I think you have a marvelous family, and I wish we lived closer.

peace, jodi

Anonymous said...

The whole world is a social laboratory. We are all constantly being scrutinized, judged, observed and stereotyped and the two of you individually or together as a family are no exception. I think it is a mistake to assume that everyone who is curious about Ben, that anyone who touches his hair, or inquires into your history together does so out of insensitivity, social stupidity or a sick need to experiment with him in a “social laboratory”. Are not your own comments prejudicial, equally presumptuous and judgmental? Are you not harshly accusing others of the very thing you yourself are doing?

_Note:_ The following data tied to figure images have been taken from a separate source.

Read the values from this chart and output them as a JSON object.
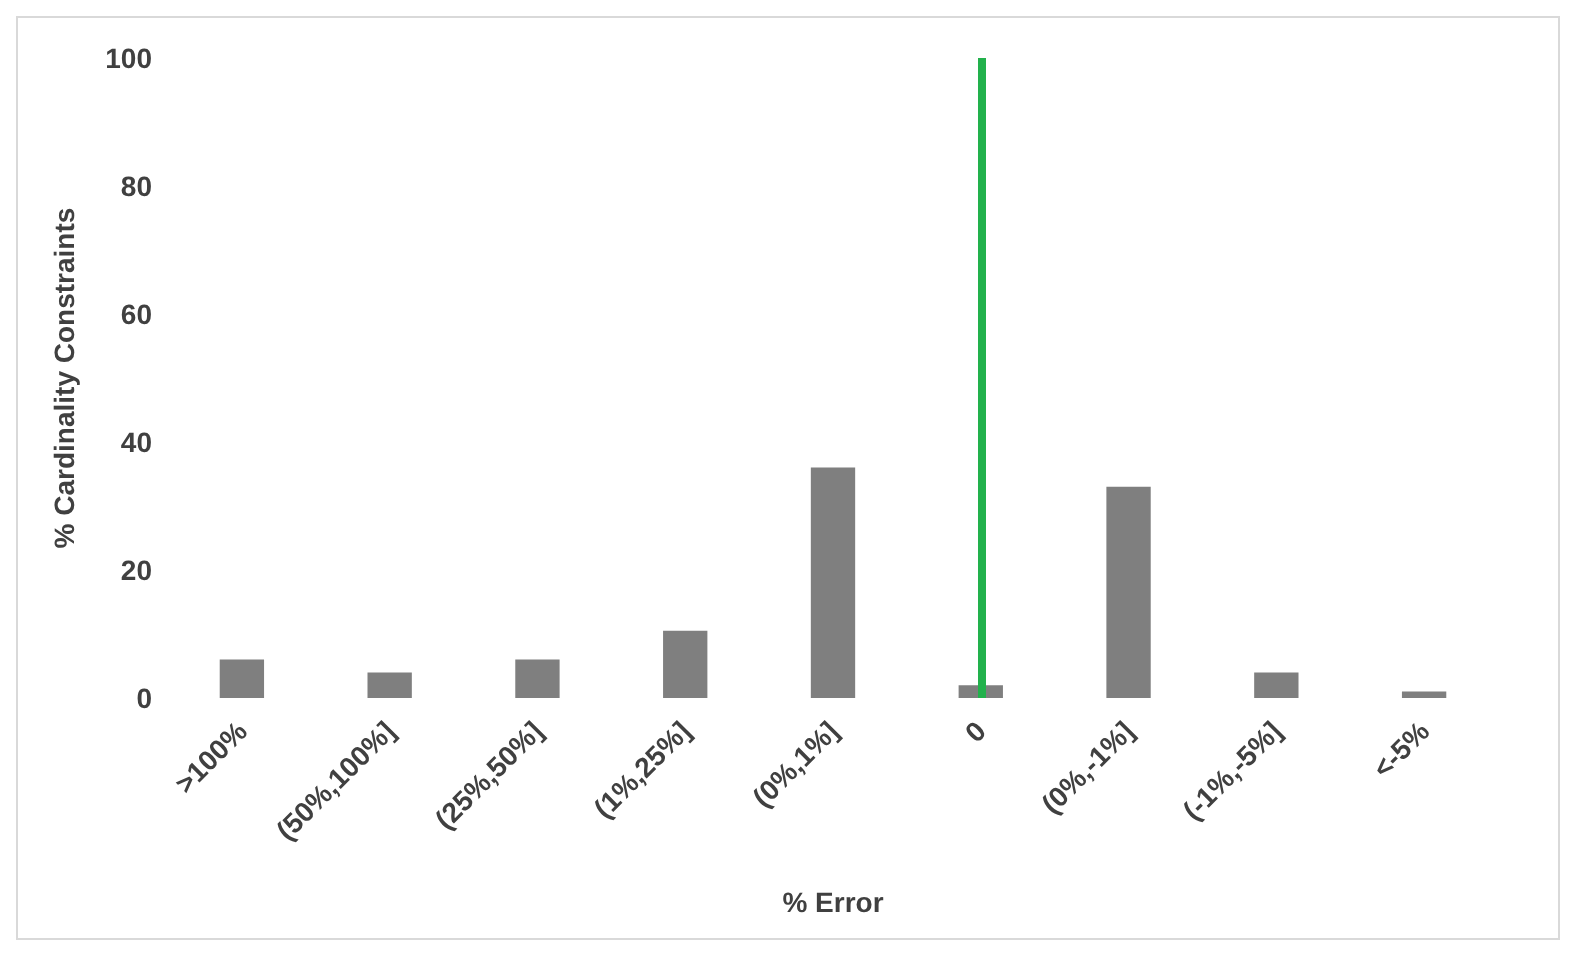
{
  "chart_data": {
    "type": "bar",
    "xlabel": "% Error",
    "ylabel": "% Cardinality Constraints",
    "categories": [
      ">100%",
      "(50%,100%]",
      "(25%,50%]",
      "(1%,25%]",
      "(0%,1%]",
      "0",
      "(0%,-1%]",
      "(-1%,-5%]",
      "<-5%"
    ],
    "series": [
      {
        "color": "#7f7f7f",
        "values": [
          6,
          4,
          6,
          10.5,
          36,
          2,
          33,
          4,
          1
        ]
      }
    ],
    "ylim": [
      0,
      100
    ],
    "yticks": [
      0,
      20,
      40,
      60,
      80,
      100
    ],
    "grid": false,
    "ref_lines": [
      {
        "axis": "x",
        "value": "0",
        "color": "#22b14c"
      }
    ]
  }
}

My hunch is most of these people are well intended, kind and simply being friendly. You cannot walk around with a big sign warning people not to touch your son’s hair for the rest of his life. If you continue to make a battle out of every perceived social slight or blunder; if you continue to generate more anger within yourself and the world each time you encounter a seeming injustice are you not contributing to the overall collective problem which already plagues our world and ultimately your child?

Cynthia Bostwick said...

Anonymous:

I guess I might feel better about your position if you had the courage to sign you name. That being said, you raise interesting points.

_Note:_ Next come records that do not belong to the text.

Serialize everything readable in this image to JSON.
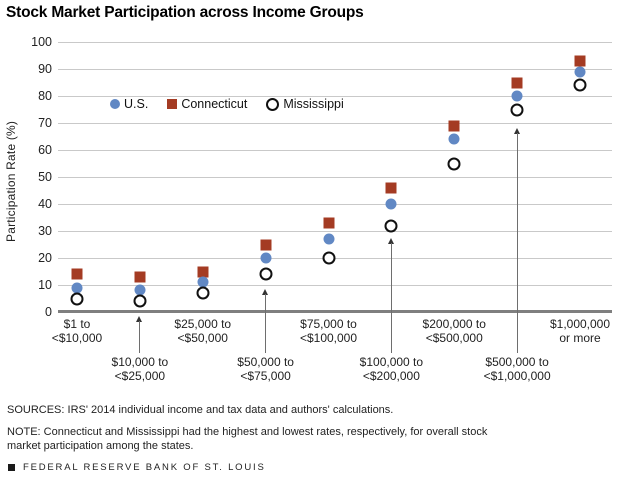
{
  "chart_data": {
    "type": "scatter",
    "title": "Stock Market Participation across Income Groups",
    "xlabel": "",
    "ylabel": "Participation Rate (%)",
    "ylim": [
      0,
      100
    ],
    "y_tick_step": 10,
    "grid": true,
    "legend_position": "inside-top-left",
    "categories": [
      "$1 to <$10,000",
      "$10,000 to <$25,000",
      "$25,000 to <$50,000",
      "$50,000 to <$75,000",
      "$75,000 to <$100,000",
      "$100,000 to <$200,000",
      "$200,000 to <$500,000",
      "$500,000 to <$1,000,000",
      "$1,000,000 or more"
    ],
    "category_lines": [
      [
        "$1 to",
        "<$10,000"
      ],
      [
        "$10,000 to",
        "<$25,000"
      ],
      [
        "$25,000 to",
        "<$50,000"
      ],
      [
        "$50,000 to",
        "<$75,000"
      ],
      [
        "$75,000 to",
        "<$100,000"
      ],
      [
        "$100,000 to",
        "<$200,000"
      ],
      [
        "$200,000 to",
        "<$500,000"
      ],
      [
        "$500,000 to",
        "<$1,000,000"
      ],
      [
        "$1,000,000",
        "or more"
      ]
    ],
    "label_rows": [
      1,
      2,
      1,
      2,
      1,
      2,
      1,
      2,
      1
    ],
    "arrow_tip_values": [
      null,
      -1.5,
      null,
      8.5,
      null,
      27.5,
      null,
      68,
      null
    ],
    "series": [
      {
        "name": "U.S.",
        "marker": "filled-circle",
        "color": "#6188c4",
        "values": [
          9,
          8,
          11,
          20,
          27,
          40,
          64,
          80,
          89
        ]
      },
      {
        "name": "Connecticut",
        "marker": "filled-square",
        "color": "#a43b23",
        "values": [
          14,
          13,
          15,
          25,
          33,
          46,
          69,
          85,
          93
        ]
      },
      {
        "name": "Mississippi",
        "marker": "open-circle",
        "color": "#111111",
        "values": [
          5,
          4,
          7,
          14,
          20,
          32,
          55,
          75,
          84
        ]
      }
    ],
    "axis_color": "#7f7f7f",
    "grid_color": "#c9c9c9"
  },
  "footer": {
    "sources": "SOURCES: IRS' 2014 individual income and tax data and authors' calculations.",
    "note": "NOTE: Connecticut and Mississippi had the highest and lowest rates, respectively, for overall stock market participation among the states.",
    "brand": "FEDERAL RESERVE BANK OF ST. LOUIS"
  }
}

Have you, however, lived this?

I can assure you, several African-American people I know share my discomfort about the hair touching stuff. And I don't see it as my repsonsiblity to sacrifce my son's privacy in order to move our culture along. I see that as your repsonsibility to talk about those issues with another adult.

People may be well-intentioned, it doesn't make what they do right. One could say the Founders of our country were well-intentioned when they put in the Constitution that black people counted only as 2/3 a person: they were just trying to be fair to the states.

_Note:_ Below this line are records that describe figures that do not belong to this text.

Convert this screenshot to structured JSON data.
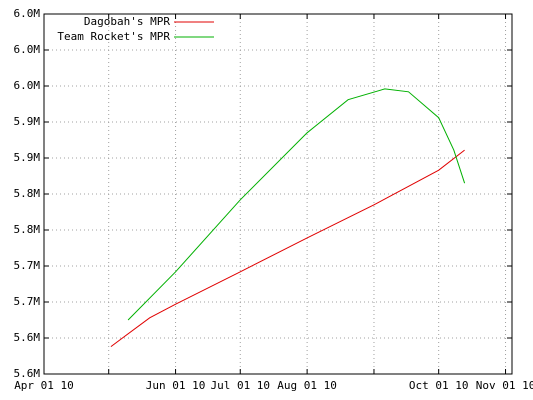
{
  "chart_data": {
    "type": "line",
    "xlim": [
      "2010-04-01",
      "2010-11-04"
    ],
    "xticks": [
      {
        "value": "2010-04-01",
        "label": "Apr 01 10"
      },
      {
        "value": "2010-05-01",
        "label": null
      },
      {
        "value": "2010-06-01",
        "label": "Jun 01 10"
      },
      {
        "value": "2010-07-01",
        "label": "Jul 01 10"
      },
      {
        "value": "2010-08-01",
        "label": "Aug 01 10"
      },
      {
        "value": "2010-09-01",
        "label": null
      },
      {
        "value": "2010-10-01",
        "label": "Oct 01 10"
      },
      {
        "value": "2010-11-01",
        "label": "Nov 01 10"
      }
    ],
    "ylim": [
      5550000,
      6050000
    ],
    "yticks": [
      {
        "value": 5550000,
        "label": "5.6M"
      },
      {
        "value": 5600000,
        "label": "5.6M"
      },
      {
        "value": 5650000,
        "label": "5.7M"
      },
      {
        "value": 5700000,
        "label": "5.7M"
      },
      {
        "value": 5750000,
        "label": "5.8M"
      },
      {
        "value": 5800000,
        "label": "5.8M"
      },
      {
        "value": 5850000,
        "label": "5.9M"
      },
      {
        "value": 5900000,
        "label": "5.9M"
      },
      {
        "value": 5950000,
        "label": "6.0M"
      },
      {
        "value": 6000000,
        "label": "6.0M"
      },
      {
        "value": 6050000,
        "label": "6.0M"
      }
    ],
    "grid": true,
    "legend": "top-left",
    "series": [
      {
        "name": "Dagobah's MPR",
        "color": "#e00000",
        "x": [
          "2010-05-02",
          "2010-05-20",
          "2010-06-01",
          "2010-07-01",
          "2010-08-01",
          "2010-09-01",
          "2010-10-01",
          "2010-10-13"
        ],
        "values": [
          5588000,
          5628000,
          5647000,
          5692000,
          5739000,
          5785000,
          5833000,
          5861000
        ]
      },
      {
        "name": "Team Rocket's MPR",
        "color": "#00b000",
        "x": [
          "2010-05-10",
          "2010-06-01",
          "2010-07-01",
          "2010-08-01",
          "2010-08-20",
          "2010-09-06",
          "2010-09-17",
          "2010-10-01",
          "2010-10-08",
          "2010-10-13"
        ],
        "values": [
          5625000,
          5692000,
          5792000,
          5885000,
          5931000,
          5946000,
          5942000,
          5906000,
          5861000,
          5815000
        ]
      }
    ]
  }
}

Thanks for reading. And I suspect, our debate will conitnue!

Peace, shalom, and salaam to you, whoever you are.

Anonymous said...

Dear Cynthia,

Thank you so much for your blog. I am also a mother through transracial adoption, and my heart connected with so much of what you said. I often times find myself frustrated with the idea that because we chose to grow our family through adoption, it is my families job to educate the world EVERYWHERE and ALL THE TIME.

Do not get me wrong, there is a time and place for education. In fact, I will be teaching a class this spring to counselors and marriage and family therapists about assisting families formed through adoption and foster care, I will not however, be conducting my class while in the grocery store or when I am attempting to do life with my family!

My husband and I were meeting with a group of parents through adoption, most of whom did not adopt transracially. It struck me that those in the group who have crossed those racial barriers understood this frustration, while those who had not seemed to see it as the rest of us being too sensitive and not recognizing the overall racism present in the situation. Anyhow, I could go on for days, but just wanted to thank you for sharing your thoughts and feeling with us.

Would it be okay if I included your post in the readings of parents thoughts and experiences that I am compiling for my class?

Thanks,

Concerned Parent and Professional

Cynthia Bostwick said...

Anonymous--

I'd be delighted to have you use my piece, but I would like your information--you could send info on your class, even. Because my blog is not anonymous, I would like to track, where possible, when things are being used. Please feel free to email me (address below).

Thanks for you comments. I was totally naieve about race issues when I adopted. Love does not conquer all, education does!